Mr. McKinney worshiped Jesus, loved his family and made no pretense. He drew no distinction between sinners and the saved. He was fair to everyone, especially his newly arrived, suspect, bearded neighbor. I was young, had some backing – the support of a family and new wife – and fell into the might-be-saved-someday category. Paul and Mary McKinney had bought a small place up the road, two years before I arrived. They had little financial backing but never lacked for loving family or devoted friends.
Paul, then, fifty-three, downsized. He bought six and one-half acres on Fanning Bridge Road. The McKinneys were not going to be caught short again. He put-up a pole barn for farm machinery and a shed for a milk cow.He took “public work,” as he called it, for the first time. Paul took a job a mile away at the North Carolina Mountain Horticultural Crops Station doing farm and maintenance work. At the end of the day he came home to work until the daylight dwindled. Paul, it could be easily said, “traded his bed for a lantern.” He and Mary tended strawberries, blueberries and blackberries that they sold pick-your-own, and vegetables that they canned and froze for themselves. He had some fine equipment stuffed inside the open-sided pole barn, but nothing he loved more than the Farmall that had been his first tractor, bought in 1949.

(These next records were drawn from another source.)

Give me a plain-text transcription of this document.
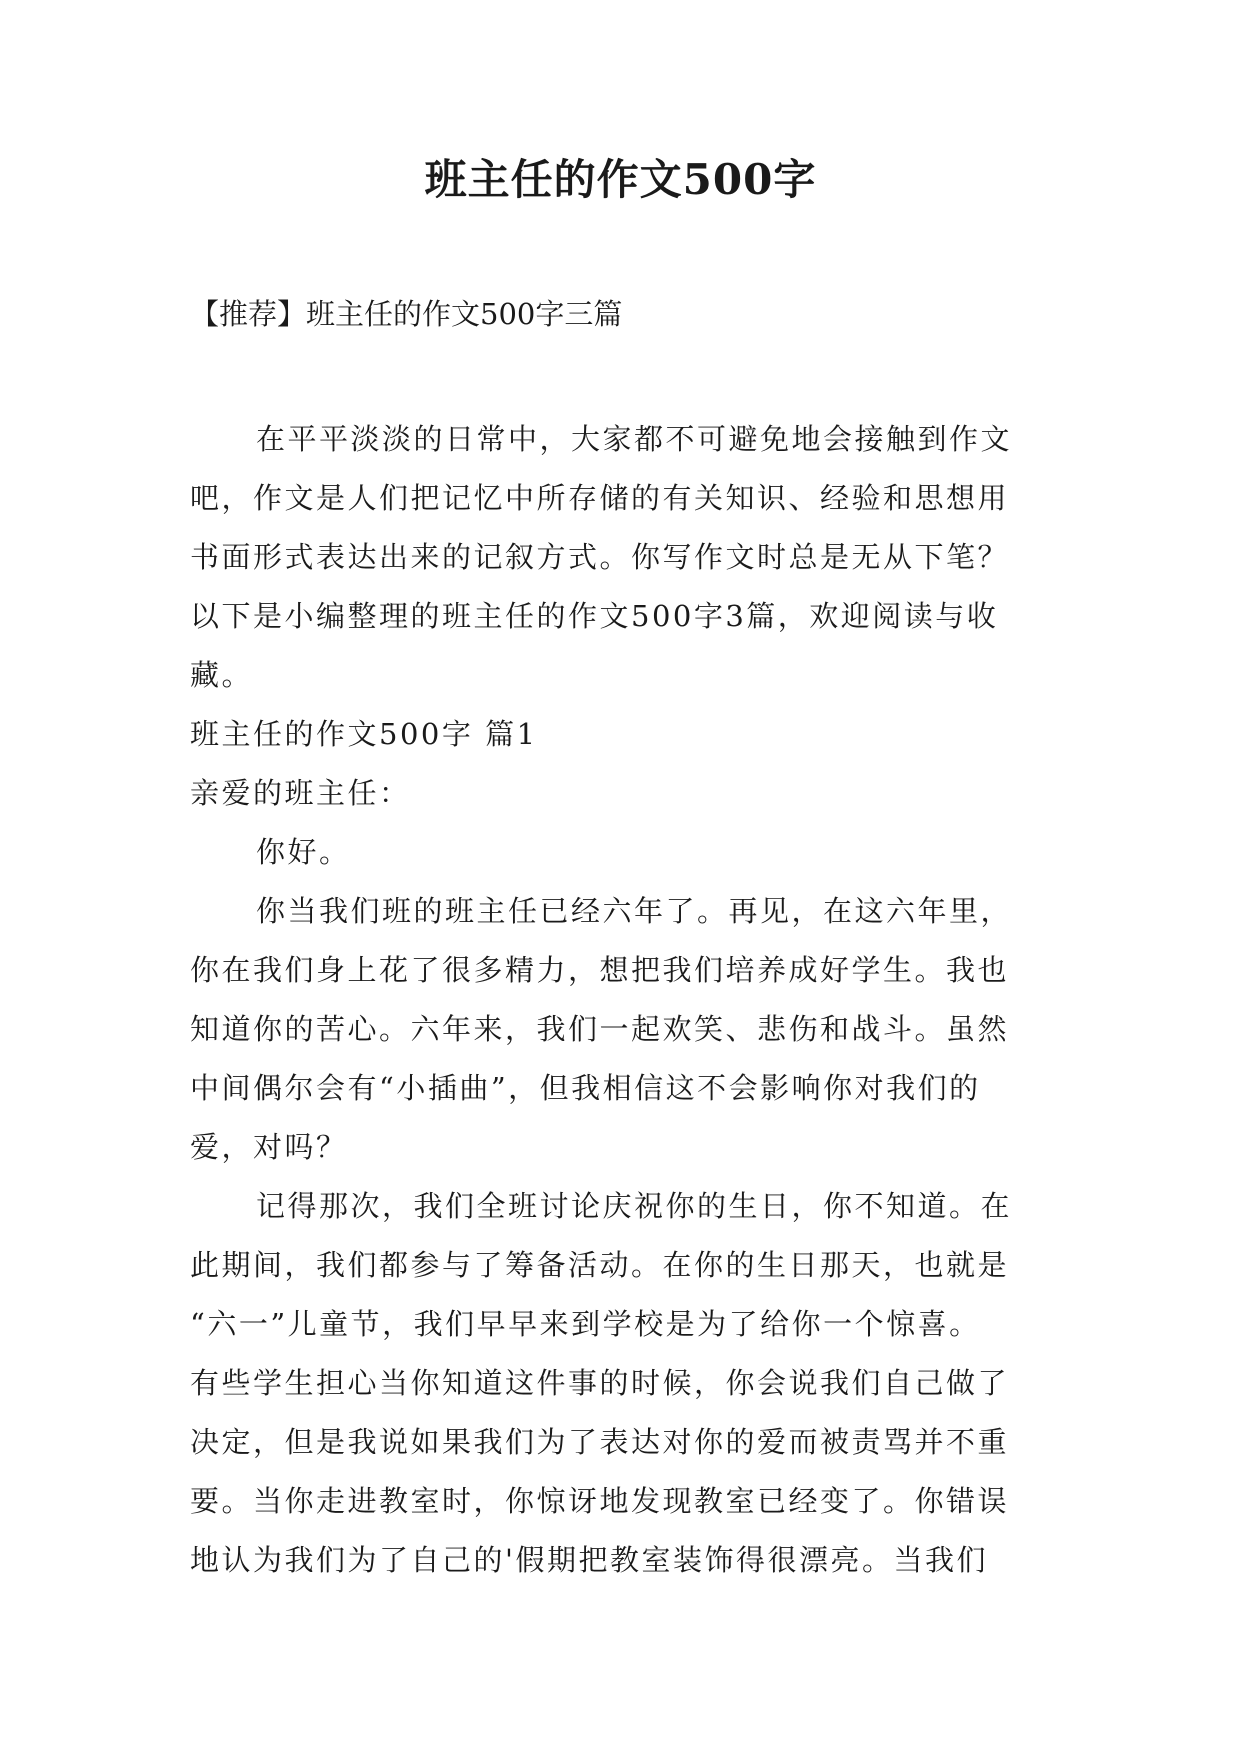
班主任的作文500字
【推荐】班主任的作文500字三篇
在平平淡淡的日常中，大家都不可避免地会接触到作文
吧，作文是人们把记忆中所存储的有关知识、经验和思想用
书面形式表达出来的记叙方式。你写作文时总是无从下笔？
以下是小编整理的班主任的作文500字3篇，欢迎阅读与收
藏。
班主任的作文500字 篇1
亲爱的班主任：
你好。
你当我们班的班主任已经六年了。再见，在这六年里，
你在我们身上花了很多精力，想把我们培养成好学生。我也
知道你的苦心。六年来，我们一起欢笑、悲伤和战斗。虽然
中间偶尔会有“小插曲”，但我相信这不会影响你对我们的
爱，对吗？
记得那次，我们全班讨论庆祝你的生日，你不知道。在
此期间，我们都参与了筹备活动。在你的生日那天，也就是
“六一”儿童节，我们早早来到学校是为了给你一个惊喜。
有些学生担心当你知道这件事的时候，你会说我们自己做了
决定，但是我说如果我们为了表达对你的爱而被责骂并不重
要。当你走进教室时，你惊讶地发现教室已经变了。你错误
地认为我们为了自己的'假期把教室装饰得很漂亮。当我们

Paul grew corn and cut hay on farm land he leased all around Henderson and Buncombe County but he looked forward to coming home. He loved his new place. There was never any hint at bitterness over the loss of the bigger farm on Avery’s Creek. Paul was peculiarly magnanimous in his outlook: life’s ebb and flow evens-out over a long, blessed life.
Strawberries and stokesias were grown to perfection by an artist in harmony with crops and equipment. Seeds of Stokes’ aster and baptisia were contract grown for Jelitto Perennial Seeds. I envied Paul’s practical skills. I had none. My father once said that, tools in hand, I was “like a bear with boxing gloves on.” (Paul McKinney astounded me with his know-how. He once poured Coca-Cola on a rusted chain and untangled frozen metal.)
Paul loved to sing gospel music. He and Mary never traveled far but they began going a day’s distance to meet other folks who enjoyed singing. And sometimes the group came to the McKinneys.’ They would gather to sing on the back porch after supper, surrounded by the majesty of this small place. You could hear Paul’s magnificent, deep voice down the road.